Sodann führt das Gericht aus, dass für die Beurteilung der ernsthaften Benutzung der angegriffenen Marke danach zu fragen ist, ob die Waren, für die die Marke benutzt wird, die gleichen sind wie die Waren, für die die Marke in Klasse 5 eingetragen wurde. Entscheidend ist, wie die Waren, für die die angegriffene Marke eingetragen wurde, von den maßgeblichen Verkehrskreisen wahrgenommen werden.

In diesem Zusammenhang stellt der Umstand, dass ein Produkt nur in Apotheken gegen Vorlage einer ärztlichen Verschreibung abgegeben wird, einen relevanten Faktor dar, der für die Definition der Produkte als Arzneimittel zu berücksichtigen ist.

Folglich kann in Anbetracht der Bedeutung des Erscheinungsbilds im Hinblick auf die Wahrnehmung der in Rede stehenden Waren durch die maßgeblichen Verkehrskreise sowie unter Berücksichtigung sowohl des Umstands, dass diese Produkte nur in Apotheken auf Vorlage einer ärztlichen Verschreibung verkauft wurden, als auch der Angaben und Hinweise auf den Verpackungen, aufgrund deren die maßgeblichen Verkehrskreise die Produkte leicht als Arzneimittel wahrnehmen konnten, davon ausgegangen werden, dass diese Produkte als Arzneimittel der Klasse 5 einzustufen seien.

Schließlich stellt das Gericht klar, dass ein Produkt, das aufgrund seiner Präsentation vom Verbraucher als Arzneimittel wahrgenommen werden kann, auch als Arzneimittel der Klasse 5 eingestuft werden kann, ebenso wie Funktionsarzneimittel mit einer pharmakologischen Wirkung.
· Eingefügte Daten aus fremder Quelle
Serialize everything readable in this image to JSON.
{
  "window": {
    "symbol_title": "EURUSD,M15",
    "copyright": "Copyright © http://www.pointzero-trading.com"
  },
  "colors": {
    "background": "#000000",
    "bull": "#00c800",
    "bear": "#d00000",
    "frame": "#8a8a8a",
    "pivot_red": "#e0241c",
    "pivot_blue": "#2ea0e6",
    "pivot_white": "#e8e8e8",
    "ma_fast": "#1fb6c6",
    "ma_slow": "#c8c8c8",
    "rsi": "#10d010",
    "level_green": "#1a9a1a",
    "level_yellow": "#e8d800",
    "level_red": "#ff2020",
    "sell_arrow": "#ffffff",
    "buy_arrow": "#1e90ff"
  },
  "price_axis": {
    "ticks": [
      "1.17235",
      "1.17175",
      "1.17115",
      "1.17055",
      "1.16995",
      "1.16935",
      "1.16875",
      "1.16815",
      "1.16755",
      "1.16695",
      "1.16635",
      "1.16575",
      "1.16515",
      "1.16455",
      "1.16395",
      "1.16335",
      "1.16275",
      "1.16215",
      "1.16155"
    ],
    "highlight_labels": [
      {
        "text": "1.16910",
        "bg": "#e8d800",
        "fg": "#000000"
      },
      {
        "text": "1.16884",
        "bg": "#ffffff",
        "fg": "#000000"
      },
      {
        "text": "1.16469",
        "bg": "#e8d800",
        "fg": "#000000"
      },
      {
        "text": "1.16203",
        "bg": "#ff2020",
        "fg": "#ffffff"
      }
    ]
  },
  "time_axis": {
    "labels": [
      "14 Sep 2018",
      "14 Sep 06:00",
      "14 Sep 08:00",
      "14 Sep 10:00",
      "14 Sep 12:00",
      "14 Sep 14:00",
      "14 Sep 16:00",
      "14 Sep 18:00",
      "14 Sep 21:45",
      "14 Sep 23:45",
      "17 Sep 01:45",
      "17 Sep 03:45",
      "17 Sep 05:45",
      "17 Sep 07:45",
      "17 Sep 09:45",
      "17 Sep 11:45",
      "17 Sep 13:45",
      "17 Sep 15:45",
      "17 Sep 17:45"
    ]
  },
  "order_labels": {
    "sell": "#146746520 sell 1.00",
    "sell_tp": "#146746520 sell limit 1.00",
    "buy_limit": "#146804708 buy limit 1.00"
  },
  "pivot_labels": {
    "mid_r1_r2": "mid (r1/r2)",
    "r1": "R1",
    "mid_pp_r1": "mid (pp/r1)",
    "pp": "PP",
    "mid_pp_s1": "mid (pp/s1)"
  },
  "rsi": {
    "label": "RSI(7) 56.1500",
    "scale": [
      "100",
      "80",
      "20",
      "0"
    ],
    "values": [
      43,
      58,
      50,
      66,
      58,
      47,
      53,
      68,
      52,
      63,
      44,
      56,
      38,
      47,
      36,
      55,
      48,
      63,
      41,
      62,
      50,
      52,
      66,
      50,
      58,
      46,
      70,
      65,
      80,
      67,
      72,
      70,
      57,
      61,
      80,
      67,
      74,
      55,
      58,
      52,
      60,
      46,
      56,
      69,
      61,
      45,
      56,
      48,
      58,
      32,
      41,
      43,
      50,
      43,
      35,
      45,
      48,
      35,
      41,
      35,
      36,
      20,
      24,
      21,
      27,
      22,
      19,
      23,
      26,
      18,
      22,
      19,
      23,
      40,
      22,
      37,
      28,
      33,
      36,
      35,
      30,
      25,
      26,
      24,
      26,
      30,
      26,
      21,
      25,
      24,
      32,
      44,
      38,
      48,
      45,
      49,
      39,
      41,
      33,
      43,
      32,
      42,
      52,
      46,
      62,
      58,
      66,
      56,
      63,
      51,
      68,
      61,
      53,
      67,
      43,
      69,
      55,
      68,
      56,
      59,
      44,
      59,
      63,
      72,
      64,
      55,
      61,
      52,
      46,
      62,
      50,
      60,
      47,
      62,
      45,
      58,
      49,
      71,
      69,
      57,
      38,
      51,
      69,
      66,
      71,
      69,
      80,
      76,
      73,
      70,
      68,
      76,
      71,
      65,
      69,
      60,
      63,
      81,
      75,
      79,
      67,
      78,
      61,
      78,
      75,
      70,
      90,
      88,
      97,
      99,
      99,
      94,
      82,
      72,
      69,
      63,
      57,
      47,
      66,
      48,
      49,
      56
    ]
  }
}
Darüber hinaus kann das Fehlen einer Zulassung der in Rede stehenden Waren, d. h. ein Umstand, von dem der Verbraucher nicht notwendigerweise Kenntnis hat, nicht die Feststellung in Frage stellen, dass die maßgeblichen Verkehrskreise diese Produkte leicht als Arzneimittel wahrnehmen können.


1      Konkret erfasste die Wortmarke Gufic folgende Waren der Klassen 3, 5 und 29 des Abkommens von Nizza über die internationale Klassifikation von Waren und Dienstleistungen für die Eintragung von Marken vom 15. Juni 1957 in revidierter und geänderter Fassung: Klasse 3: „Weihrauch; kosmetische Mittel; Parfümeriewaren[,] Präparate für die Gesundheitspflege als Mittel zur Körper- und Schönheitspflege“; Klasse 5: „Insektenabwehrmittel mit Weihrauch; Arzneimittel; Medizinprodukte zum Einnehmen oder zur Anwendung am menschlichen Körper, deren Wirkung aber weder pharmakologisch noch immunologisch, noch durch Metabolismus erfolgt und soweit die Produkte in der Klasse 05 enthalten sind; diätetische Erzeugnisse für medizinische Zwecke; Nahrungsergänzungsmittel für medizinische und nicht medizinische Zwecke“; Klasse 29: „Nahrungsergänzungsmittel für nichtmedizinische Zwecke auf der Basis von Eiweißen/Proteinen“.


2      Gemäß Art. 58 Abs. 1 Buchst. a der Verordnung 2017/1001 des Europäischen Parlaments und des Rates vom 14. Juni 2017 über die Unionsmarke (ABl. 2017, L 154, S. 1).


3      Vgl. Urteile vom 18. November 2020, Dermavita/EUIPO – Allergan Holdings France (JUVEDERM ULTRA) (T‑643/19, nicht veröffentlicht, EU:T:2020:549), und vom 6. Oktober 2021, Dermavita Company/EUIPO – Allergan Holdings France (JUVEDERM) (T‑372/20, nicht veröffentlicht, EU:T:2021:652); Beschlüsse vom 3. Dezember 2020, Dermavita/EUIPO (C‑400/20 P, nicht veröffentlicht, EU:C:2020:997), und vom 4. Mai 2021, Dermavita/EUIPO (C‑26/21 P, nicht veröffentlicht, EU:C:2021:355).


4      Richtlinie 2001/83/EG des Europäischen Parlaments und des Rates vom 6. November 2001 zur Schaffung eines Gemeinschaftskodexes für Humanarzneimittel (ABl. 2001, L 311, S. 67).